Cette nouvelle orientation
est motivée par la Direction notamment par les
arguments suivants :
- Une meilleure garantie de
sûreté en terme de tenue dans le temps des
équipements sensibles et de conservation des
compétences et des données propres aux
installations.
- Prendre en charge
dès aujourd'hui les solutions industrielles et les
coûts liés au démantèlement des
centrales existantes afin de faire la démonstration
de la maîtrise de l'ensemble de la filière
nucléaire de la construction jusqu'à son
démantèlement. Ceci contribue à
maintenir ouverte l'option nucléaire du
futur.
- Mettre à profit
l'expérience des premiers
démantèlements pour bâtir l'organisation
et la filière industrielle nécessaire au
démantèlement des tranches REP qui
interviendra à partir des années
2020.
En nous en tenant à
la lettre, nous ne pourrions qu'être d'accord avec
cette façon de présenter les
choses.
La réalité
vécue sur l'ensemble des sites et les discussions qui
accompagnent la constitution de l'unité nationale
d'ingénierie dédiée à la
déconstruction (CIDEN) permettent de douter du bon
aboutissement de ces objectifs. Des mesures correctrices
immédiates sont à prendre.
Maintenir les
compétences et les effectifs :
Le constat fait sur tous
les sites concernés par les activités de
déconstruction est le même :
Les activités de
déconstruction font figure de parent pauvre sur les
sites nucléaires plus enclins à diminuer de
façon drastique les coûts d'exploitation
(surtout lorsque ceux-ci n'ont pas d'incidence directe avec
le prix du kWh produit) que de financer le
démantèlement des tranches en fin de
vie.
Ainsi, la pyramide des
âges des effectifs affectés aux
activités de déconstruction est
préoccupante et conduira, si rien n'est entrepris,
à perdre l'historique fin de tranches d'ici 5
à 7 ans. Pourtant, la maîtrise de la
déconstruction est très liée à
la conservation de l'historique radiologique, topographique
de la tranche. Qui d'autre que le personnel qui a
démarré et exploité ces tranches
pendant des dizaines d'années est mieux placé
pour mettre ses compétences au profit du
démantèlement de leur tranche ? Encore
faut-il que le démantèlement ne soit pas
considéré comme une activité de fin de
carrière pour le personnel, non valorisante et sans
avenir.
Même avec un
raccourcissement des délais de déconstruction
de 50 à 25 ans, ce ne sera pas la même
génération d'exploitants qui aura
démarré et exploité la tranche et qui
la mettra à l'arrêt pour déconstruction.
Cela implique, comme pour toute activité durable,
d'embaucher et de transférer les compétences
entre générations.
Les questions d'entreposage
des déchets radioactifs ne sont pas pris en compte
à leur juste mesure, ce qui est source à la
fois de gâchis et de risque dans la maîtrise de
la gestion de la radioactivité.
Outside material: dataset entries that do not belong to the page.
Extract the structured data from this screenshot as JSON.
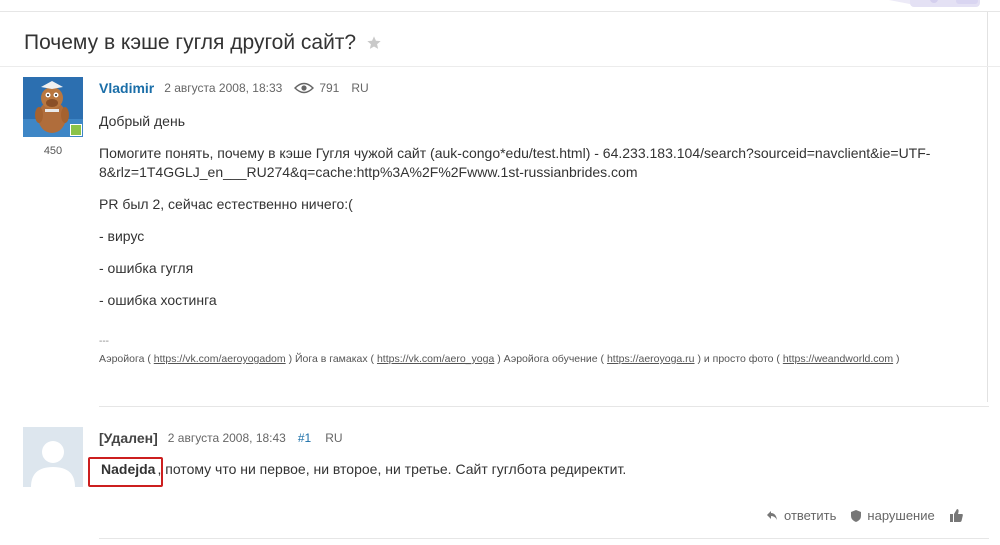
{
  "thread": {
    "title": "Почему в кэше гугля другой сайт?"
  },
  "post": {
    "author": "Vladimir",
    "date": "2 августа 2008, 18:33",
    "views": "791",
    "lang": "RU",
    "rating": "450",
    "paragraphs": [
      "Добрый день",
      "Помогите понять, почему в кэше Гугля чужой сайт (auk-congo*edu/test.html) - 64.233.183.104/search?sourceid=navclient&ie=UTF-8&rlz=1T4GGLJ_en___RU274&q=cache:http%3A%2F%2Fwww.1st-russianbrides.com",
      "PR был 2, сейчас естественно ничего:(",
      "- вирус",
      "- ошибка гугля",
      "- ошибка хостинга"
    ],
    "signature": {
      "dash": "---",
      "t1": "Аэройога ( ",
      "l1": "https://vk.com/aeroyogadom",
      "t2": " ) Йога в гамаках ( ",
      "l2": "https://vk.com/aero_yoga",
      "t3": " ) Аэройога обучение ( ",
      "l3": "https://aeroyoga.ru",
      "t4": " ) и просто фото ( ",
      "l4": "https://weandworld.com",
      "t5": " )"
    }
  },
  "reply": {
    "author": "[Удален]",
    "date": "2 августа 2008, 18:43",
    "number": "#1",
    "lang": "RU",
    "mention": "Nadejda",
    "text": ", потому что ни первое, ни второе, ни третье. Сайт гуглбота редиректит.",
    "actions": {
      "reply": "ответить",
      "report": "нарушение"
    }
  },
  "colors": {
    "accent": "#1a6ea8",
    "highlight": "#cc1f1f",
    "online": "#8bc34a"
  }
}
L'entreposage sur
site, même s'il est provisoire avant évacuation
des déchets pour stockage définitif
nécessite que des études et des moyens
spécifiques soient mis en oeuvre. Où sont les
budgets pour cela ? Qui mène les études
?
Mettre en place des
moyens et une organisation d'ingénierie
adaptés :
La déconstruction
est un métier en cours de constitution qui doit faire
appel à des équipes locales mixtes entre
exploitants et ingénieries. La maîtrise
complète de la filière industrielle ne peut se
faire sans la mise en place d'une structure nationale
disposant de moyens pour construire une doctrine technique
et industrielle propre à ce domaine et prendre la
responsabilité de la maîtrise
d'ouvrage.
Or aujourd'hui, le CIDEN,
qui représente cette structure, est manifestement
sous-dimensionné pour faire face à la
tâche et ses missions en terme d'études,
d'anticipation, de politique industrielle sont mal
définies.
Oeuvrer pour une
maîtrise publique des activités de
déconstruction :
Les activités de
démantèlement sont des activités
d'avenir qui vont s'étendre sur des dizaines
d'années et concerneront à terme tout le
palier REP.
Le marché financier
est énorme, et se chiffre en milliards de francs.
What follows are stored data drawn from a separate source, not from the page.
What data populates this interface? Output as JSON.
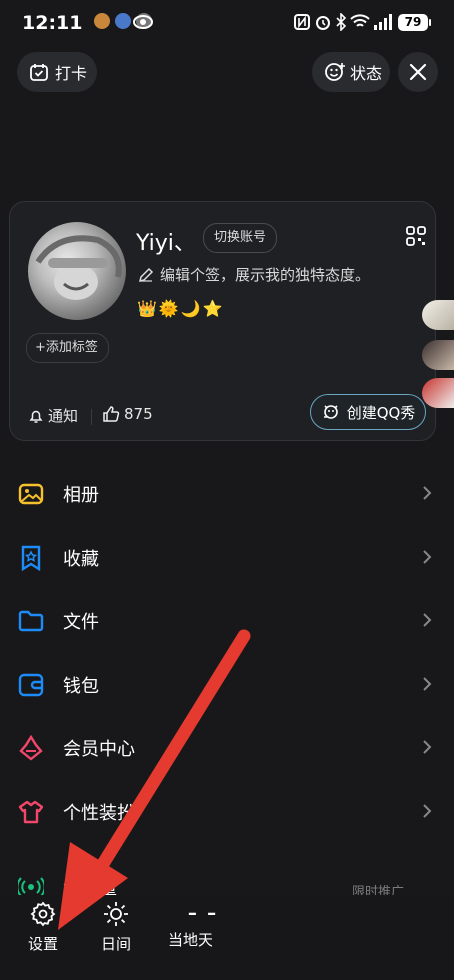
{
  "status_bar": {
    "time": "12:11",
    "battery": "79"
  },
  "top": {
    "checkin_label": "打卡",
    "status_label": "状态"
  },
  "profile": {
    "name": "Yiyi、",
    "switch_account": "切换账号",
    "signature": "编辑个签，展示我的独特态度。",
    "badges": [
      "👑",
      "🌞",
      "🌙",
      "⭐"
    ],
    "add_tag": "添加标签",
    "notify_label": "通知",
    "likes": "875",
    "qq_show": "创建QQ秀"
  },
  "menu": [
    {
      "label": "相册",
      "icon": "album-icon",
      "color": "#f6c12a"
    },
    {
      "label": "收藏",
      "icon": "favorite-icon",
      "color": "#1d8cf8"
    },
    {
      "label": "文件",
      "icon": "folder-icon",
      "color": "#1d8cf8"
    },
    {
      "label": "钱包",
      "icon": "wallet-icon",
      "color": "#1d8cf8"
    },
    {
      "label": "会员中心",
      "icon": "vip-icon",
      "color": "#f2466a"
    },
    {
      "label": "个性装扮",
      "icon": "outfit-icon",
      "color": "#f2466a"
    },
    {
      "label": "免流量",
      "icon": "signal-icon",
      "color": "#19c37d"
    }
  ],
  "menu_partial_right": "限时推广",
  "bottom": {
    "settings": "设置",
    "day_night": "日间",
    "location_label": "当地天气",
    "location_value": "– –"
  },
  "colors": {
    "background": "#18181a",
    "card": "#1f2023",
    "arrow": "#e53a2f",
    "qq_show_border": "#6aa6c2"
  }
}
Pour l'instant les activités de
démantèlement qui se sont
déroulées sont restées assez proches
des métiers d'exploitation. Les phases de
déconstruction à venir (notamment le
démantèlement des parties actives) font appel
à des techniques inconnues aujourd'hui dont
l'exécution nécessite des études, des
expérimentations aussi bien au sein de notre
ingénierie que chez les industriels.
Les moyens et
l'organisation à mettre en oeuvre pour que les
activités de démantèlement soient
totalement maîtrisées par le service public et
ne soient pas livrées à la sous-traitance sont
à l'image de ceux qui ont permis de concevoir et
démarrer les centrales aujourd'hui en exploitation
avec une répartition des tâches entre
exploitation et ingénierie en fonction du rôle
et des métiers de chacun.
Répondre aux
revendications des personnels de l'exploitation et de
l'ingénierie :
Un des axes essentiels
pour éviter l'appropriation complète de ce
secteur par les entreprises privées sans
maîtrise technique et financière est de
répondre aux revendications des personnels
concernés :
- donner au CIDEN les
moyens d'intervenir comme unité compétente
dans le domaine,
- gréer des
équipes communes locales dédiées et
assurer le transfert de connaissances,
- procéder à
des embauches dans la filière en exploitation et dans
l'ingénierie,
- revaloriser les
qualifications notamment dans les métiers
d'exploitation,
- Débloquer les
financements pour tenir compte des enjeux et notamment du
raccourcissement des délais de " retour à
l'herbe " en fonction des décisions
prises.
La CGT n'entend pas
rester les deux pieds dans le même sabot sur ce
dossier important où la transparence doit être
de rigueur.
Aussi a-t-elle pris la
décision de demander la convocation d'un CMP
extraordinaire pour ouvrir les débats et obtenir de
la direction toutes les informations actuellement en sa
possession.
Nous ne manquerons pas
de vous tenir informés de la teneur de ces
débats pour le moins importants.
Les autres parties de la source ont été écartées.